A few months ago, I posted a piece about PLDA expanding its support for two emerging protocol standards: CXL™ and Gen-Z™. The Compute Express Link (CXL) specification defines a set of three protocols that run on top of the PCIe PHY layer. The current revision of the CXL (2.0) specification runs with the PCIe 5.0 PHY layer at a maximum link rate of 32GT/s per lane. There are a lot of parts to this specification and multiple implementation options, so a comprehensive support package will significantly help adoption. This is why PLDA brings flexible support for compute express link (CXL) to SoC and FPGA designers.
The three previously mentioned protocols that make up CXL are:
- CXL.io: which is very similar to traditional PCIe and is responsible for discovery, configuration, and all the other things that PCIe is responsible for
- CXL.cache: which gives CXL devices coherent, low latency access to shared host memory
- CXL.mem: which gives the host processor access to shared device memory
CXL defines 3 types of devices that leverage different combinations of these protocols depending on the use case.
As shown in figure 1, a Type 1 device combines CXL.io + CXL.cache channels. Typical Type 1 devices may include PGAS NICs (with shared global address space) or NICs with atomics.
Figure 2 illustrates a Type 2 device combining all 3 channels.
Type 2 devices may include accelerators with memory such as GPUs and other dense computation devices.
Figure 3 shows a Type 3 device with CXL.io and CXL.mem channels. A typical Type 3 device may be used for memory bandwidth expansion or memory capacity expansion with Storage-Class Memory
The goal of CXL is to maintain memory coherency between the CPU memory space and memory on attached devices, which improves performance and lowers complexity and cost. CXL.cache and CXL.mem support this strategy. To implement CXL into a complex SoC, an interface will be required to transfer packets between the user application and the protocol controller. Various interconnect technologies are available:
AMBA AXI: is a parallel high performance synchronous, high frequency, multi-master, multi-slave communication interface which is mainly designed for on-chip communication. It has been widely used across the industry and for many projects. The AMBA® AXI™ protocol is typically chosen to reduce time to market and ease integration.
CXL-cache/mem Protocol Interface (CPI): CPI allows mapping of different protocols on the same physical wires. The spec is a public-access protocol which has been defined by Intel and totally fits with the CXL spec. It is designed for CXL.cache and CXL.mem and allows mapping of CXL.cache and CXL.mem on the same wires. It is a lightweight low-latency protocol.
AMBA CXS: is a streaming protocol that enables the transmission of packets with high bandwidth between the user application and the protocol controller. Via the CXS interconnect, the designer can bypass the controller’s transaction layer which can reduce the latency. CXS specifications have been designed by Arm, to be implemented seamlessly with Arm-based System-on-Chip solutions.
Each of these interfaces has its benefits and own use cases.
Here are some implementation examples:
- Option 1 (Figure 4): The designer chooses CPI for cache & mem channels:
This is the most generic option providing lowest latency and highest flexibility. It allows designers to implement custom memory and cache management that may be independent from the CPU architecture.
- Option 2 (Figure 5): The designer chooses CPI for Cache channel and AMBA AXI for mem channel.

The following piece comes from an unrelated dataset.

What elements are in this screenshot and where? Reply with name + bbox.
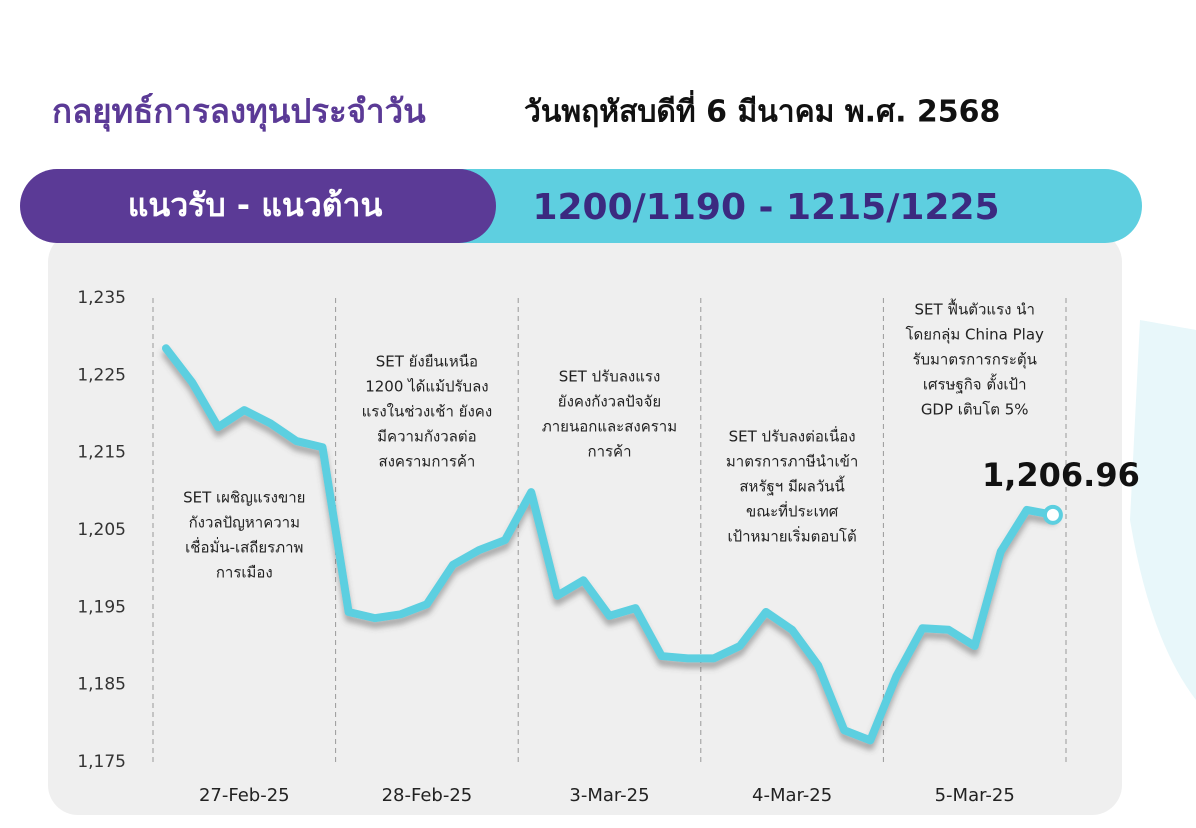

This option allows for custom cache management while configuration and memory management is managed by the CPU subsystem via the NoC. It can be an interesting option for prototyping CXL.mem on SoC or FPGA with built-in AMBA AXI interconnect.

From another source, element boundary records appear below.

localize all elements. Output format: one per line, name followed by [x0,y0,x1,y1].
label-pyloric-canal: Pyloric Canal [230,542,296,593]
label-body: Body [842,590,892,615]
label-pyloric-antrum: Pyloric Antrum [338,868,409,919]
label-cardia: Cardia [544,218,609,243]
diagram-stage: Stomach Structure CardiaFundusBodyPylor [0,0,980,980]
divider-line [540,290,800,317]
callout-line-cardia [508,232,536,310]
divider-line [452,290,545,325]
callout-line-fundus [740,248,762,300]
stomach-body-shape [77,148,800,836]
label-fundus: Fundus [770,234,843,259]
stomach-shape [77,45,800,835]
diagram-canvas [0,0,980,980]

- Option 3 (Figure 6): The designer chooses CXS
This option is specific to Arm based SoC and allows seamless connection to the Arm CoreLink Coherent Mesh Network interconnect and Arm CPU subsystem. It allows support for coherent communication via CXL (to the CPU), and CCIX (to accelerators).
PLDA has designed a highly flexible IP to meet all the needs of CXL implementation in a complex SOC or FPGA. Flexibility is a fundamental part of the DNA of PLDA, and the company has deep domain expertise in PCIe. So, XpressLINK-SOC naturally fits in the roadmap to support designers who need to implement CXL in a complex design. This parameterized soft IP product supports all the device types and many interconnect options.

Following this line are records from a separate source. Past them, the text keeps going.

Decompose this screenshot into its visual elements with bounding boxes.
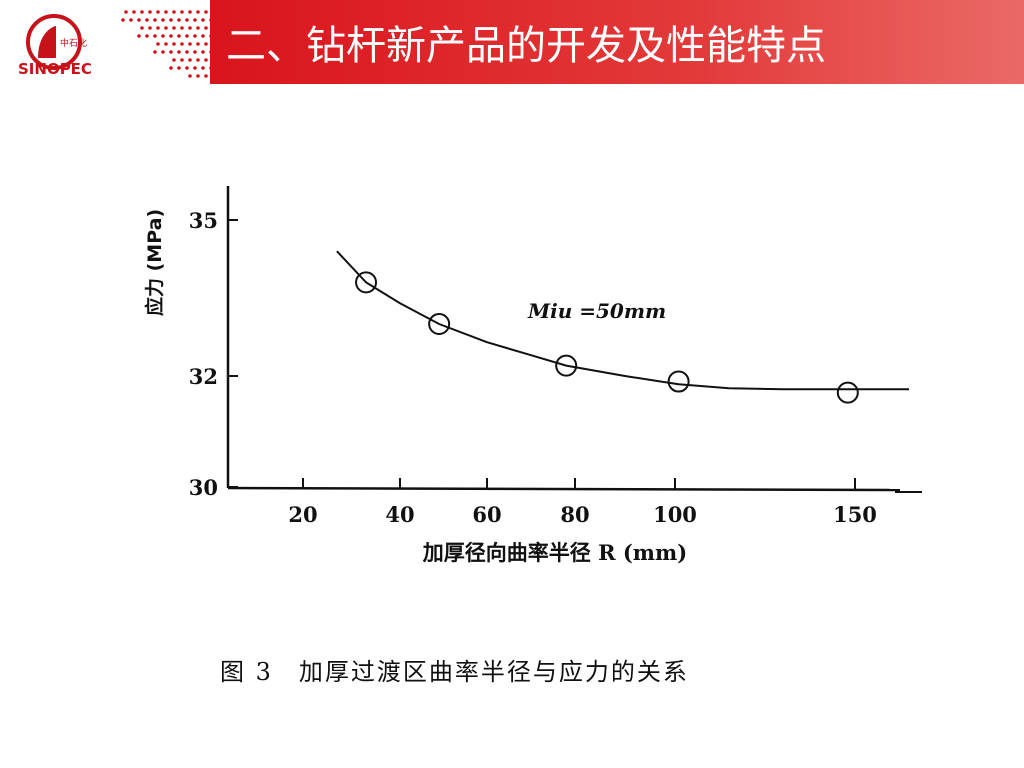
logo-text: SINOPEC [18, 60, 92, 78]
x-tick-label: 20 [288, 502, 317, 527]
data-point [667, 370, 690, 393]
sinopec-logo-icon: 中石化 [26, 14, 87, 70]
curve-annotation: Miu =50mm [527, 299, 666, 323]
y-tick-label: 35 [189, 208, 218, 233]
y-tick-label: 32 [189, 364, 218, 389]
fit-curve-line [336, 250, 909, 391]
x-axis-label: 加厚径向曲率半径 R (mm) [422, 540, 687, 565]
x-tick-label: 150 [833, 502, 877, 527]
y-axis-label: 应力 (MPa) [144, 208, 166, 316]
title-bar [210, 0, 1024, 84]
header: 中石化 SINOPEC 二、钻杆新产品的开发及性能特点 [0, 0, 1024, 88]
data-point [555, 354, 578, 377]
x-tick-label: 40 [385, 502, 414, 527]
x-axis-line [227, 486, 901, 492]
x-tick-label: 100 [653, 502, 697, 527]
y-tick-label: 30 [189, 475, 218, 500]
data-point [428, 313, 451, 335]
svg-text:中石化: 中石化 [60, 37, 87, 49]
page-title: 二、钻杆新产品的开发及性能特点 [226, 23, 826, 69]
x-tick-label: 60 [472, 502, 501, 527]
data-point [836, 381, 859, 404]
figure-caption: 图 3 加厚过渡区曲率半径与应力的关系 [220, 658, 689, 686]
data-point [355, 271, 378, 294]
x-tick-label: 80 [560, 502, 589, 527]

In addition, PLDA has made a unique effort to design a CXL IP that supports FPGA from Xilinx® and INTEL®, enabling designers to prototype and bring up easily their CXL systems. An insurance of reliability for the final design.
- The AMBA AXI Protocol Specification for CXL.io traffic
- Either the Intel CXL-cache/mem Protocol Interface (CPI), the AMBA CXS Interface or the AMBA AXI Protocol Specification for CXL.mem
- Either a CPI interface or the AMBA CXS Protocol Specification for CXL.cache traffic.